Vendre des armes à des pays en guerre
En parallèle de cette course à l’armement, un chiffre: 1.800 milliards de dollars pour l’année 2018. Ce sont les dépenses militaires mondiales. Ce qui représente une augmentation de 2,6% par rapport à l’année 2017. Les cinq pays les plus dépensiers — les États-Unis, la Chine, l’Arabie saoudite, l’Inde et la France — concentrent 60% du total. Les ventes d’armes françaises à l’étranger posent souvent question. C’est le cas de ses exportations vers l’Arabie saoudite et les Émirats Arabes Unis, en conflit avec les rebelles Houthis au Yémen. Surtout qu’il est compliqué de savoir précisément quelles armes sont vendues à ces pays. Seul un rapport de la Direction du renseignement militaire, qui a fuité en avril, révèle la présence de chars Leclerc, d’obus-flèches, de Mirage 2000-9, d’un radar Cobra, de blindés Aravis, d’hélicoptères Cougar et Dauphin, de frégates de classe Makkah, d’une corvette lance-missiles de classe Baynunah ou de canons Caesar. Voici ce que Tony Fortin, chargé d’études à l’Observatoire des armements, déclarait sur ces exportations françaises:
«La question de la vente d’armes à des pays en conflit dépend du droit. Et le droit au niveau international est fabriqué par les États. Ça reste de la politique. Ça dépend de décisions telles que les mesures d’embargo. Tous les pays ne sont pas sous embargos internationaux. Certains le sont, d’autres non. Et les mesures d’embargos peuvent toucher certains camps et pas les autres. Au Yémen, où l’embargo ne porte que sur les Houthis et pas sur l’Arabie saoudite et ses alliés.

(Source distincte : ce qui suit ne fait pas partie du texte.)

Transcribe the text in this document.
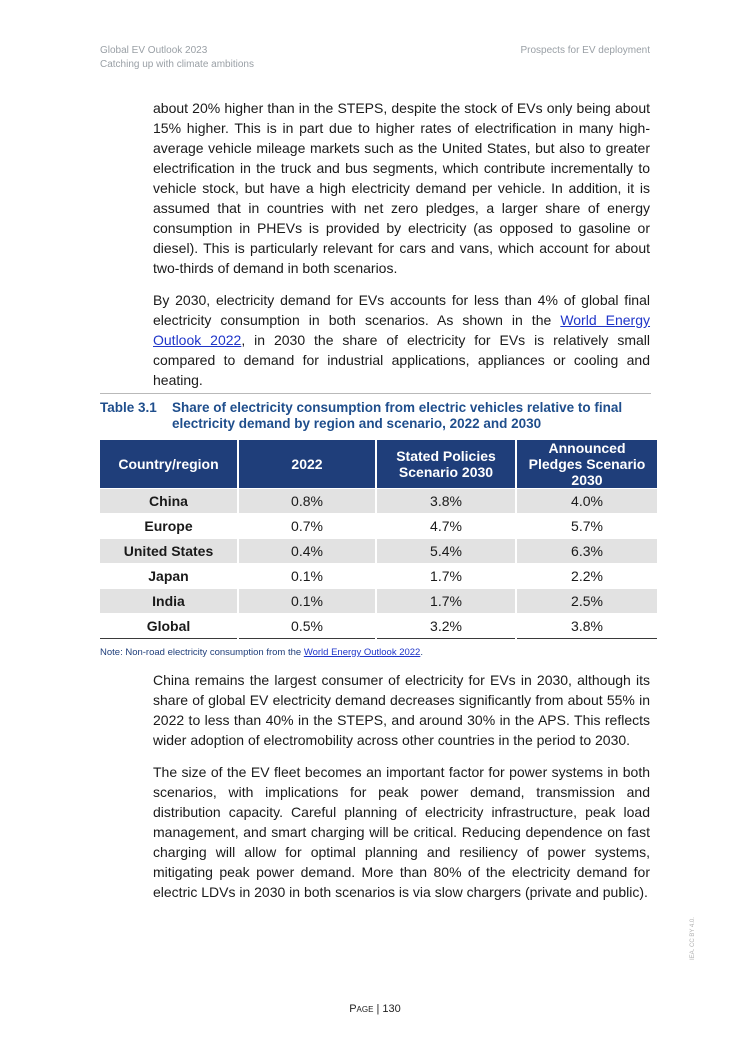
Global EV Outlook 2023
Catching up with climate ambitions
Prospects for EV deployment

about 20% higher than in the STEPS, despite the stock of EVs only being about 15% higher. This is in part due to higher rates of electrification in many high-average vehicle mileage markets such as the United States, but also to greater electrification in the truck and bus segments, which contribute incrementally to vehicle stock, but have a high electricity demand per vehicle. In addition, it is assumed that in countries with net zero pledges, a larger share of energy consumption in PHEVs is provided by electricity (as opposed to gasoline or diesel). This is particularly relevant for cars and vans, which account for about two-thirds of demand in both scenarios.

By 2030, electricity demand for EVs accounts for less than 4% of global final electricity consumption in both scenarios. As shown in the World Energy Outlook 2022, in 2030 the share of electricity for EVs is relatively small compared to demand for industrial applications, appliances or cooling and heating.

Table 3.1 Share of electricity consumption from electric vehicles relative to final electricity demand by region and scenario, 2022 and 2030
Country/region	2022	Stated Policies Scenario 2030	Announced Pledges Scenario 2030
China	0.8%	3.8%	4.0%
Europe	0.7%	4.7%	5.7%
United States	0.4%	5.4%	6.3%
Japan	0.1%	1.7%	2.2%
India	0.1%	1.7%	2.5%
Global	0.5%	3.2%	3.8%
Note: Non-road electricity consumption from the World Energy Outlook 2022.

China remains the largest consumer of electricity for EVs in 2030, although its share of global EV electricity demand decreases significantly from about 55% in 2022 to less than 40% in the STEPS, and around 30% in the APS. This reflects wider adoption of electromobility across other countries in the period to 2030.

The size of the EV fleet becomes an important factor for power systems in both scenarios, with implications for peak power demand, transmission and distribution capacity. Careful planning of electricity infrastructure, peak load management, and smart charging will be critical. Reducing dependence on fast charging will allow for optimal planning and resiliency of power systems, mitigating peak power demand. More than 80% of the electricity demand for electric LDVs in 2030 in both scenarios is via slow chargers (private and public).

Page | 130
IEA. CC BY 4.0.
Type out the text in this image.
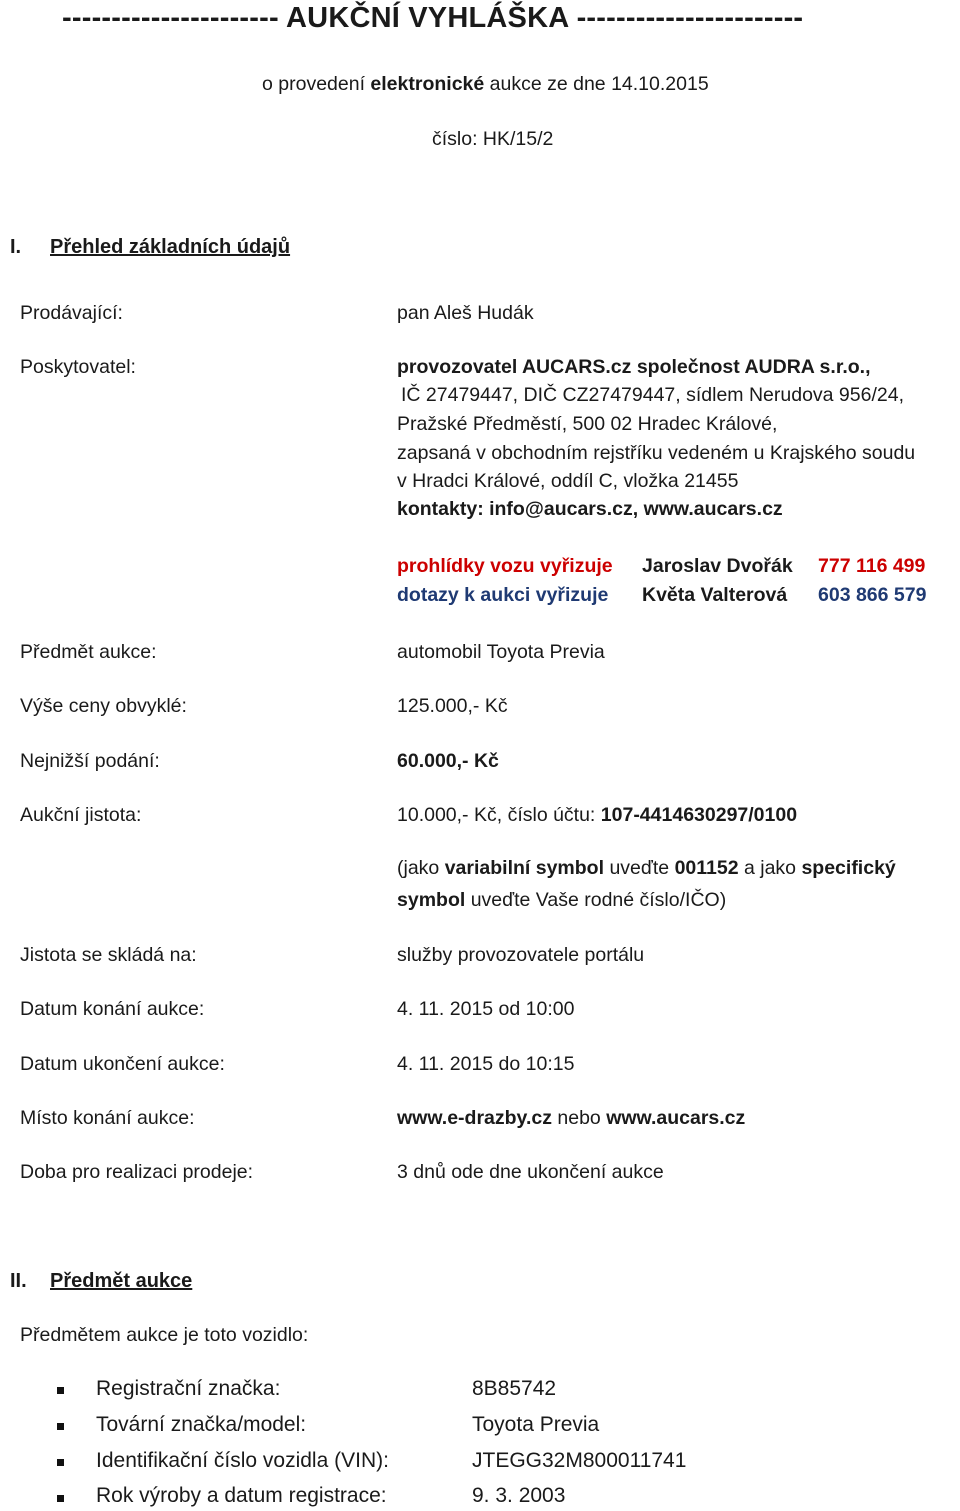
---------------------- AUKČNÍ VYHLÁŠKA -----------------------
o provedení elektronické aukce ze dne 14.10.2015
číslo: HK/15/2
I. Přehled základních údajů
Prodávající:	pan Aleš Hudák
Poskytovatel:	provozovatel AUCARS.cz společnost AUDRA s.r.o.,
IČ 27479447, DIČ CZ27479447, sídlem Nerudova 956/24,
Pražské Předměstí, 500 02 Hradec Králové,
zapsaná v obchodním rejstříku vedeném u Krajského soudu
v Hradci Králové, oddíl C, vložka 21455
kontakty: info@aucars.cz, www.aucars.cz
prohlídky vozu vyřizuje Jaroslav Dvořák 777 116 499
dotazy k aukci vyřizuje Květa Valterová 603 866 579
Předmět aukce:	automobil Toyota Previa
Výše ceny obvyklé:	125.000,- Kč
Nejnižší podání:	60.000,- Kč
Aukční jistota:	10.000,- Kč, číslo účtu: 107-4414630297/0100
(jako variabilní symbol uveďte 001152 a jako specifický
symbol uveďte Vaše rodné číslo/IČO)
Jistota se skládá na:	služby provozovatele portálu
Datum konání aukce:	4. 11. 2015 od 10:00
Datum ukončení aukce:	4. 11. 2015 do 10:15
Místo konání aukce:	www.e-drazby.cz nebo www.aucars.cz
Doba pro realizaci prodeje:	3 dnů ode dne ukončení aukce
II. Předmět aukce
Předmětem aukce je toto vozidlo:
Registrační značka:	8B85742
Tovární značka/model:	Toyota Previa
Identifikační číslo vozidla (VIN):	JTEGG32M800011741
Rok výroby a datum registrace:	9. 3. 2003
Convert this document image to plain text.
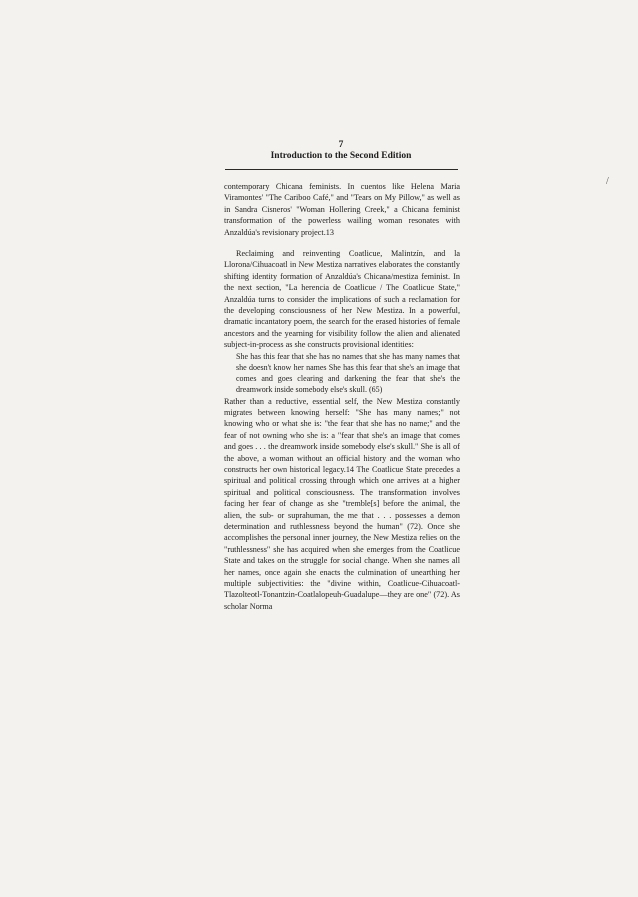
7
Introduction to the Second Edition
/

contemporary Chicana feminists. In cuentos like Helena Maria Viramontes' "The Cariboo Café," and "Tears on My Pillow," as well as in Sandra Cisneros' "Woman Hollering Creek," a Chicana feminist transformation of the powerless wailing woman resonates with Anzaldúa's revisionary project.13

Reclaiming and reinventing Coatlicue, Malintzín, and la Llorona/Cihuacoatl in New Mestiza narratives elaborates the constantly shifting identity formation of Anzaldúa's Chicana/mestiza feminist. In the next section, "La herencia de Coatlicue / The Coatlicue State," Anzaldúa turns to consider the implications of such a reclamation for the developing consciousness of her New Mestiza. In a powerful, dramatic incantatory poem, the search for the erased histories of female ancestors and the yearning for visibility follow the alien and alienated subject-in-process as she constructs provisional identities:

She has this fear that she has no names that she has many names that she doesn't know her names She has this fear that she's an image that comes and goes clearing and darkening the fear that she's the dreamwork inside somebody else's skull. (65)

Rather than a reductive, essential self, the New Mestiza constantly migrates between knowing herself: "She has many names;" not knowing who or what she is: "the fear that she has no name;" and the fear of not owning who she is: a "fear that she's an image that comes and goes . . . the dreamwork inside somebody else's skull." She is all of the above, a woman without an official history and the woman who constructs her own historical legacy.14 The Coatlicue State precedes a spiritual and political crossing through which one arrives at a higher spiritual and political consciousness. The transformation involves facing her fear of change as she "tremble[s] before the animal, the alien, the sub- or suprahuman, the me that . . . possesses a demon determination and ruthlessness beyond the human" (72). Once she accomplishes the personal inner journey, the New Mestiza relies on the "ruthlessness" she has acquired when she emerges from the Coatlicue State and takes on the struggle for social change. When she names all her names, once again she enacts the culmination of unearthing her multiple subjectivities: the "divine within, Coatlicue-Cihuacoatl-Tlazolteotl-Tonantzin-Coatlalopeuh-Guadalupe—they are one" (72). As scholar Norma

Ces normes internationales doivent être renforcées, pour permettre évidemment d’interdire la vente d’armes à des pays en guerre, mais pas seulement, d’aller vers un processus de contrôle et désarmement, ce qui est très loin d’être le cas.»
«Est-ce qu’on va laisser longtemps ces questions de Défense, liées à la politique internationale de la France, uniquement entre les mains de l’exécutif sans vraiment en discuter de façon critique, à la fois au Parlement et aussi d’un point de vue plus large, citoyen. […] On le voit avec ces crises qui sont la face immergée de l’iceberg, puisque la France vend des armes à plein d’autres pays. Elle a effectivement vendu des Rafale à l’Inde. Et on voit la résurgence de tensions avec le Pakistan. Elle a signé des contrats avec le Kenya pour vendre du matériel de surveillance navale au tout début de l’année, alors que le Kenya est en conflit avec la Somalie, sous fond d’enjeux pétroliers. On se réveille quand il y a un conflit qui surgit et que des crimes de guerre sont commis, mais de l’autre, ça n’empêche pas la poursuite de cette politique sur d’autres théâtres d’opération. C’est à ce moment-là où ces contrats sont signés qu’il faut avoir un débat de société au Parlement de façon à bloquer ces contrats. Cette politique d’influence et d’armement ne nous conduit-elle pas à l’impasse? À étendre le chaos et les confits partout dans le monde? Pourquoi on vend des armes? Pour des raisons économiques, énergétiques? Est-ce que c’est vraiment souhaitable?»